|Feb11-13, 01:53 PM||#1|
Band structure and electric field
Suppose an electron in a crystal(periodic potential) has the Bloch wave function [itex]\psi (k_0,x)[/itex] at t=0. Applying a constant electric field E(at t=0), the electron would still have Bloch-type wave function at any time t with [itex]k(t)=-(1/\hbar) eEt+k_0[/itex]. Now According to this formula for k(t), one can see that k's are now continuous(wheras we had as many as N different ks in the first brillouin zone before exerting the electric field).

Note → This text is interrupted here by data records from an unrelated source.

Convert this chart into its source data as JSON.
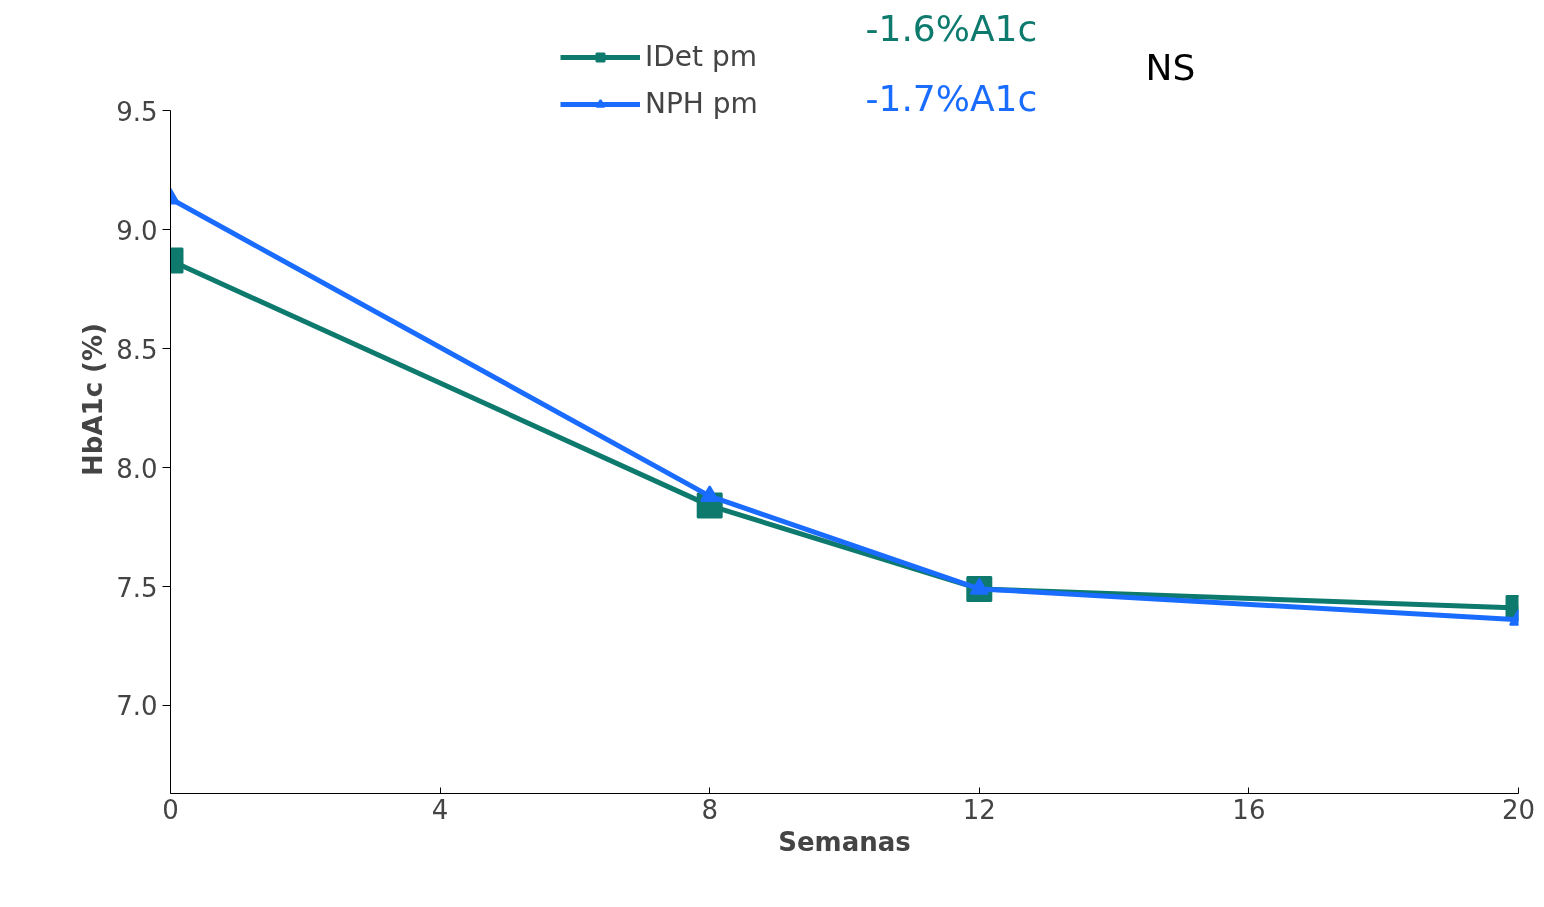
{
  "chart_data": {
    "type": "line",
    "xlabel": "Semanas",
    "ylabel": "HbA1c (%)",
    "x": [
      0,
      8,
      12,
      20
    ],
    "series": [
      {
        "name": "IDet pm",
        "color": "#0e7a6e",
        "marker": "square",
        "values": [
          8.87,
          7.84,
          7.49,
          7.41
        ]
      },
      {
        "name": "NPH pm",
        "color": "#1a6cff",
        "marker": "triangle",
        "values": [
          9.13,
          7.88,
          7.49,
          7.36
        ]
      }
    ],
    "xlim": [
      0,
      20
    ],
    "xticks": [
      0,
      4,
      8,
      12,
      16,
      20
    ],
    "ylim": [
      6.63,
      9.5
    ],
    "yticks": [
      {
        "value": 7.0,
        "label": "7.0"
      },
      {
        "value": 7.5,
        "label": "7.5"
      },
      {
        "value": 8.0,
        "label": "8.0"
      },
      {
        "value": 8.5,
        "label": "8.5"
      },
      {
        "value": 9.0,
        "label": "9.0"
      },
      {
        "value": 9.5,
        "label": "9.5"
      }
    ],
    "annotations": [
      "-1.6%A1c",
      "-1.7%A1c",
      "NS"
    ],
    "grid": false,
    "legend": "top",
    "line_style": "solid"
  }
}
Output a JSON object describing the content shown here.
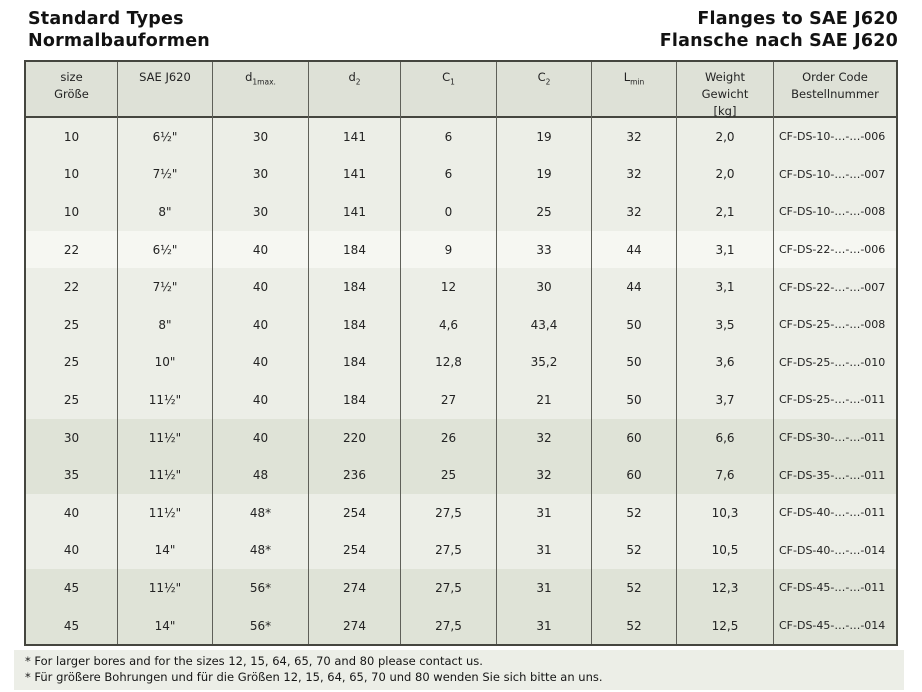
{
  "header": {
    "left_line1": "Standard Types",
    "left_line2": "Normalbauformen",
    "right_line1": "Flanges to SAE J620",
    "right_line2": "Flansche nach SAE J620"
  },
  "table": {
    "headers": [
      {
        "line1": "size",
        "line2": "Größe"
      },
      {
        "line1": "SAE J620"
      },
      {
        "main": "d",
        "sub": "1max."
      },
      {
        "main": "d",
        "sub": "2"
      },
      {
        "main": "C",
        "sub": "1"
      },
      {
        "main": "C",
        "sub": "2"
      },
      {
        "main": "L",
        "sub": "min"
      },
      {
        "line1": "Weight",
        "line2": "Gewicht",
        "line3": "[kg]"
      },
      {
        "line1": "Order Code",
        "line2": "Bestellnummer"
      }
    ],
    "rows": [
      {
        "shade": "light",
        "cells": [
          "10",
          "6½\"",
          "30",
          "141",
          "6",
          "19",
          "32",
          "2,0",
          "CF-DS-10-…-…-006"
        ]
      },
      {
        "shade": "light",
        "cells": [
          "10",
          "7½\"",
          "30",
          "141",
          "6",
          "19",
          "32",
          "2,0",
          "CF-DS-10-…-…-007"
        ]
      },
      {
        "shade": "light",
        "cells": [
          "10",
          "8\"",
          "30",
          "141",
          "0",
          "25",
          "32",
          "2,1",
          "CF-DS-10-…-…-008"
        ]
      },
      {
        "shade": "white",
        "cells": [
          "22",
          "6½\"",
          "40",
          "184",
          "9",
          "33",
          "44",
          "3,1",
          "CF-DS-22-…-…-006"
        ]
      },
      {
        "shade": "light",
        "cells": [
          "22",
          "7½\"",
          "40",
          "184",
          "12",
          "30",
          "44",
          "3,1",
          "CF-DS-22-…-…-007"
        ]
      },
      {
        "shade": "light",
        "cells": [
          "25",
          "8\"",
          "40",
          "184",
          "4,6",
          "43,4",
          "50",
          "3,5",
          "CF-DS-25-…-…-008"
        ]
      },
      {
        "shade": "light",
        "cells": [
          "25",
          "10\"",
          "40",
          "184",
          "12,8",
          "35,2",
          "50",
          "3,6",
          "CF-DS-25-…-…-010"
        ]
      },
      {
        "shade": "light",
        "cells": [
          "25",
          "11½\"",
          "40",
          "184",
          "27",
          "21",
          "50",
          "3,7",
          "CF-DS-25-…-…-011"
        ]
      },
      {
        "shade": "dark",
        "cells": [
          "30",
          "11½\"",
          "40",
          "220",
          "26",
          "32",
          "60",
          "6,6",
          "CF-DS-30-…-…-011"
        ]
      },
      {
        "shade": "dark",
        "cells": [
          "35",
          "11½\"",
          "48",
          "236",
          "25",
          "32",
          "60",
          "7,6",
          "CF-DS-35-…-…-011"
        ]
      },
      {
        "shade": "light",
        "cells": [
          "40",
          "11½\"",
          "48*",
          "254",
          "27,5",
          "31",
          "52",
          "10,3",
          "CF-DS-40-…-…-011"
        ]
      },
      {
        "shade": "light",
        "cells": [
          "40",
          "14\"",
          "48*",
          "254",
          "27,5",
          "31",
          "52",
          "10,5",
          "CF-DS-40-…-…-014"
        ]
      },
      {
        "shade": "dark",
        "cells": [
          "45",
          "11½\"",
          "56*",
          "274",
          "27,5",
          "31",
          "52",
          "12,3",
          "CF-DS-45-…-…-011"
        ]
      },
      {
        "shade": "dark",
        "cells": [
          "45",
          "14\"",
          "56*",
          "274",
          "27,5",
          "31",
          "52",
          "12,5",
          "CF-DS-45-…-…-014"
        ]
      }
    ]
  },
  "footnotes": [
    "* For larger bores and for the sizes 12, 15, 64, 65, 70 and 80 please contact us.",
    "* Für größere Bohrungen und für die Größen 12, 15, 64, 65, 70 und 80 wenden Sie sich bitte an uns."
  ],
  "colors": {
    "header_bg": "#dee1d7",
    "shade_light": "#eceee7",
    "shade_white": "#f6f7f2",
    "shade_dark": "#dfe3d7",
    "border_outer": "#45463f",
    "border_inner": "#5f6059"
  }
}
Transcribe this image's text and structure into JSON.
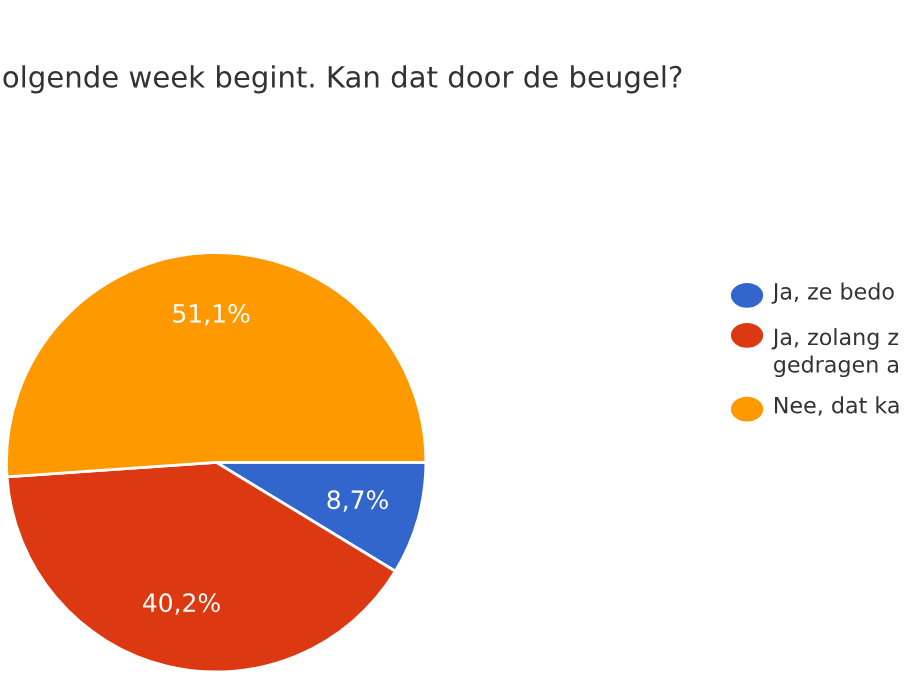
{
  "chart_data": {
    "type": "pie",
    "title": "olgende week begint. Kan dat door de beugel?",
    "categories": [
      "Ja, ze bedo",
      "Ja, zolang z\ngedragen a",
      "Nee, dat ka"
    ],
    "values": [
      8.7,
      40.2,
      51.1
    ],
    "value_labels": [
      "8,7%",
      "40,2%",
      "51,1%"
    ],
    "colors": [
      "#3366cc",
      "#dc3912",
      "#ff9900"
    ],
    "legend": "right"
  }
}
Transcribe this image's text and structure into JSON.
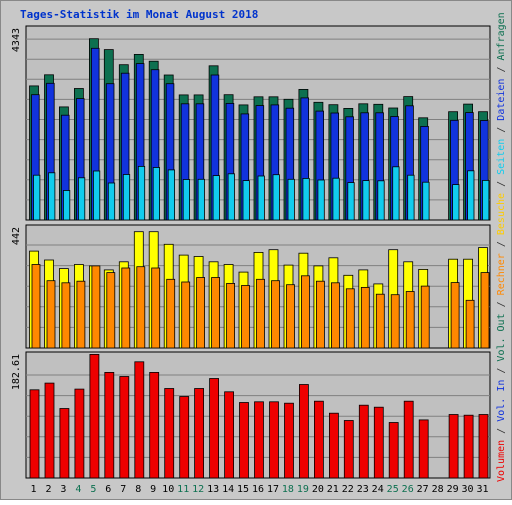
{
  "title": "Tages-Statistik im Monat August 2018",
  "chart_data": [
    {
      "type": "bar",
      "panel": "top",
      "ymax_label": "4343",
      "ylim": [
        0,
        4343
      ],
      "categories": [
        "1",
        "2",
        "3",
        "4",
        "5",
        "6",
        "7",
        "8",
        "9",
        "10",
        "11",
        "12",
        "13",
        "14",
        "15",
        "16",
        "17",
        "18",
        "19",
        "20",
        "21",
        "22",
        "23",
        "24",
        "25",
        "26",
        "27",
        "28",
        "29",
        "30",
        "31"
      ],
      "series": [
        {
          "name": "Anfragen",
          "color": "#0d7050",
          "values": [
            3065,
            3320,
            2585,
            3005,
            4145,
            3895,
            3550,
            3785,
            3630,
            3315,
            2860,
            2860,
            3525,
            2865,
            2630,
            2815,
            2815,
            2760,
            2985,
            2690,
            2635,
            2550,
            2655,
            2645,
            2560,
            2820,
            2335,
            null,
            2475,
            2650,
            2475
          ]
        },
        {
          "name": "Dateien",
          "color": "#1133dd",
          "values": [
            2865,
            3125,
            2395,
            2775,
            3925,
            3115,
            3355,
            3575,
            3435,
            3115,
            2655,
            2655,
            3315,
            2665,
            2425,
            2615,
            2630,
            2555,
            2790,
            2490,
            2445,
            2360,
            2450,
            2450,
            2365,
            2610,
            2140,
            null,
            2280,
            2455,
            2275
          ]
        },
        {
          "name": "Seiten",
          "color": "#11ccee",
          "values": [
            1025,
            1080,
            675,
            965,
            1120,
            845,
            1040,
            1225,
            1200,
            1145,
            925,
            930,
            1015,
            1055,
            900,
            1005,
            1035,
            930,
            950,
            915,
            955,
            855,
            900,
            895,
            1215,
            1025,
            865,
            null,
            810,
            1125,
            905
          ]
        }
      ]
    },
    {
      "type": "bar",
      "panel": "middle",
      "ymax_label": "442",
      "ylim": [
        0,
        442
      ],
      "categories": [
        "1",
        "2",
        "3",
        "4",
        "5",
        "6",
        "7",
        "8",
        "9",
        "10",
        "11",
        "12",
        "13",
        "14",
        "15",
        "16",
        "17",
        "18",
        "19",
        "20",
        "21",
        "22",
        "23",
        "24",
        "25",
        "26",
        "27",
        "28",
        "29",
        "30",
        "31"
      ],
      "series": [
        {
          "name": "Besuche",
          "color": "#ffff00",
          "values": [
            360,
            327,
            295,
            310,
            305,
            290,
            320,
            432,
            432,
            385,
            345,
            340,
            320,
            310,
            282,
            355,
            365,
            308,
            352,
            305,
            335,
            270,
            290,
            238,
            365,
            320,
            292,
            null,
            330,
            330,
            373
          ]
        },
        {
          "name": "Rechner",
          "color": "#ff8800",
          "values": [
            310,
            250,
            242,
            248,
            305,
            280,
            297,
            302,
            297,
            255,
            245,
            262,
            262,
            240,
            232,
            255,
            250,
            235,
            268,
            248,
            242,
            220,
            225,
            200,
            198,
            210,
            230,
            null,
            243,
            177,
            280
          ]
        }
      ]
    },
    {
      "type": "bar",
      "panel": "bottom",
      "ymax_label": "182.61",
      "ylim": [
        0,
        182.61
      ],
      "categories": [
        "1",
        "2",
        "3",
        "4",
        "5",
        "6",
        "7",
        "8",
        "9",
        "10",
        "11",
        "12",
        "13",
        "14",
        "15",
        "16",
        "17",
        "18",
        "19",
        "20",
        "21",
        "22",
        "23",
        "24",
        "25",
        "26",
        "27",
        "28",
        "29",
        "30",
        "31"
      ],
      "series": [
        {
          "name": "Volumen",
          "color": "#ee0000",
          "values": [
            132,
            142,
            104,
            133,
            185,
            158,
            152,
            174,
            158,
            134,
            122,
            134,
            149,
            129,
            113,
            114,
            114,
            112,
            140,
            115,
            97,
            86,
            109,
            106,
            83,
            115,
            87,
            null,
            95,
            94,
            95
          ]
        }
      ]
    }
  ],
  "y_axis_legend": [
    {
      "text": "Volumen",
      "color": "#ee0000"
    },
    {
      "text": " / ",
      "color": "#333333"
    },
    {
      "text": "Vol. In",
      "color": "#1133dd"
    },
    {
      "text": " / ",
      "color": "#333333"
    },
    {
      "text": "Vol. Out",
      "color": "#0d7050"
    },
    {
      "text": " / ",
      "color": "#333333"
    },
    {
      "text": "Rechner",
      "color": "#ff8800"
    },
    {
      "text": " / ",
      "color": "#333333"
    },
    {
      "text": "Besuche",
      "color": "#ffcc00"
    },
    {
      "text": " / ",
      "color": "#333333"
    },
    {
      "text": "Seiten",
      "color": "#11ccee"
    },
    {
      "text": " / ",
      "color": "#333333"
    },
    {
      "text": "Dateien",
      "color": "#1133dd"
    },
    {
      "text": " / ",
      "color": "#333333"
    },
    {
      "text": "Anfragen",
      "color": "#0d7050"
    }
  ],
  "x_labels": [
    {
      "text": "1",
      "color": "#000000"
    },
    {
      "text": "2",
      "color": "#000000"
    },
    {
      "text": "3",
      "color": "#000000"
    },
    {
      "text": "4",
      "color": "#0d7050"
    },
    {
      "text": "5",
      "color": "#0d7050"
    },
    {
      "text": "6",
      "color": "#000000"
    },
    {
      "text": "7",
      "color": "#000000"
    },
    {
      "text": "8",
      "color": "#000000"
    },
    {
      "text": "9",
      "color": "#000000"
    },
    {
      "text": "10",
      "color": "#000000"
    },
    {
      "text": "11",
      "color": "#0d7050"
    },
    {
      "text": "12",
      "color": "#0d7050"
    },
    {
      "text": "13",
      "color": "#000000"
    },
    {
      "text": "14",
      "color": "#000000"
    },
    {
      "text": "15",
      "color": "#000000"
    },
    {
      "text": "16",
      "color": "#000000"
    },
    {
      "text": "17",
      "color": "#000000"
    },
    {
      "text": "18",
      "color": "#0d7050"
    },
    {
      "text": "19",
      "color": "#0d7050"
    },
    {
      "text": "20",
      "color": "#000000"
    },
    {
      "text": "21",
      "color": "#000000"
    },
    {
      "text": "22",
      "color": "#000000"
    },
    {
      "text": "23",
      "color": "#000000"
    },
    {
      "text": "24",
      "color": "#000000"
    },
    {
      "text": "25",
      "color": "#0d7050"
    },
    {
      "text": "26",
      "color": "#0d7050"
    },
    {
      "text": "27",
      "color": "#000000"
    },
    {
      "text": "28",
      "color": "#000000"
    },
    {
      "text": "29",
      "color": "#000000"
    },
    {
      "text": "30",
      "color": "#000000"
    },
    {
      "text": "31",
      "color": "#000000"
    }
  ],
  "colors": {
    "panel_bg": "#c0c0c0",
    "outer_bg": "#c8c8c8",
    "grid": "#808080"
  }
}
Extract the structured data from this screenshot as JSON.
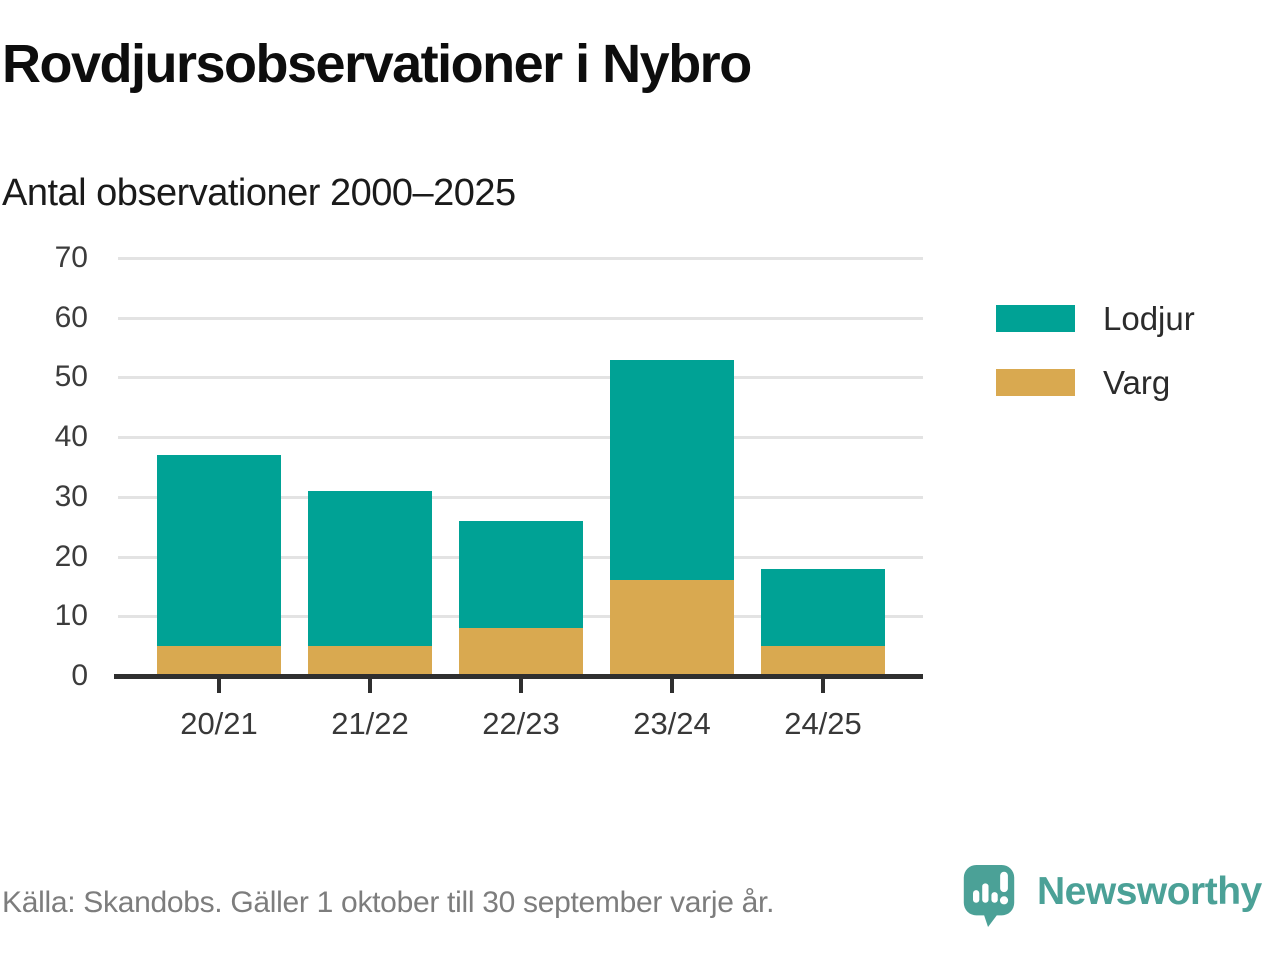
{
  "header": {
    "title": "Rovdjursobservationer i Nybro",
    "subtitle": "Antal observationer 2000–2025"
  },
  "chart_data": {
    "type": "bar",
    "stacked": true,
    "title": "Rovdjursobservationer i Nybro",
    "subtitle": "Antal observationer 2000–2025",
    "categories": [
      "20/21",
      "21/22",
      "22/23",
      "23/24",
      "24/25"
    ],
    "series": [
      {
        "name": "Lodjur",
        "color": "#00a295",
        "values": [
          32,
          26,
          18,
          37,
          13
        ]
      },
      {
        "name": "Varg",
        "color": "#d9a950",
        "values": [
          5,
          5,
          8,
          16,
          5
        ]
      }
    ],
    "stack_order_bottom_to_top": [
      "Varg",
      "Lodjur"
    ],
    "totals": [
      37,
      31,
      26,
      53,
      18
    ],
    "xlabel": "",
    "ylabel": "",
    "ylim": [
      0,
      70
    ],
    "yticks": [
      0,
      10,
      20,
      30,
      40,
      50,
      60,
      70
    ],
    "grid": true,
    "legend_position": "right"
  },
  "footer": {
    "source": "Källa: Skandobs. Gäller 1 oktober till 30 september varje år.",
    "brand": "Newsworthy",
    "brand_color": "#4ba197"
  }
}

Does electronic band structure change by applying the electric field or not? If yes, How?
|Feb11-13, 05:51 PM||#2|
The band structure in superconductors does move when an electric field is applied. In a type I superconductor, conduction electrons are bound in Cooper pairs by a phonon field. The dispersion relation of the Cooper pairs is still parabolic, in that the kinetic energy of the pair increases quadratically with wave number. However, the band minimum moves in the presence of an electric field.
Because the Cooper pairs are always at the bottom of the band, they always have zero kinetic energy even while they are "moving". The Cooper pairs have no kinetic energy even when their center of masses are moving at top speed. So that collisions don't take away kinetic energy.
The electrons in the Cooper pairs just keep accelerating in "group velocity" without absorbing any energy from the electric field. So the superconductor doesn't have a resistivity that is analogous to the resistivity of a normal conductor.
There are some ways that a superconductor can "resist" electric current. However, they are very strange from the standpoint of normal electronics. The London equation shows how the penetrance of a magnetic field is effected by the superconductivity property.
Superconductors are very weird. Quantum mechanics is needed to understand superconductors. They are harder to explain with classical analogs then regular metals and semiconductors
However, the electronic structure in semiconductors and metals are fixed. Superconductors are "the exception that proves the rule."
|Feb13-13, 04:18 PM||#3|
Electronic band structure changes even spontaneously without applying any electric field.
There are cases of phase transitions to another crystall lattice.
There are cases of phase transitions due to Peierls instability (doubling lattice period).
There are cases of phase transitions due to Minich instability (pseudogap in insulator/metal transition).
And so on.
By applying the electric field you get nonperiodic potential, so Bloch theory is nonapplicable.
Peierls instability lead to changing period, but Bloch theory is applicable.
Minich instability lead to nonperiodic potential from the beginning, so Bloch theory (fermi liquid picture) is nonapplicable.
|Feb13-13, 04:49 PM||#4|
Band structure and electric field
But according to a lot of solid state text-books, by applying an electric field, under the ideal conditions the band structure would not change and only electron's wave vector will change with time so that the electron would oscillate in the crystal. As mentioned earlier, k(t) will change continuously while in the FBZ k(0)s are quantized so how k(t) will move on k(0)s?
|Feb13-13, 05:04 PM||#5|
Invention of LED (light emittng diods) and heterojunction systems are the cases which point us which solid state text-books we should not read to get true physics.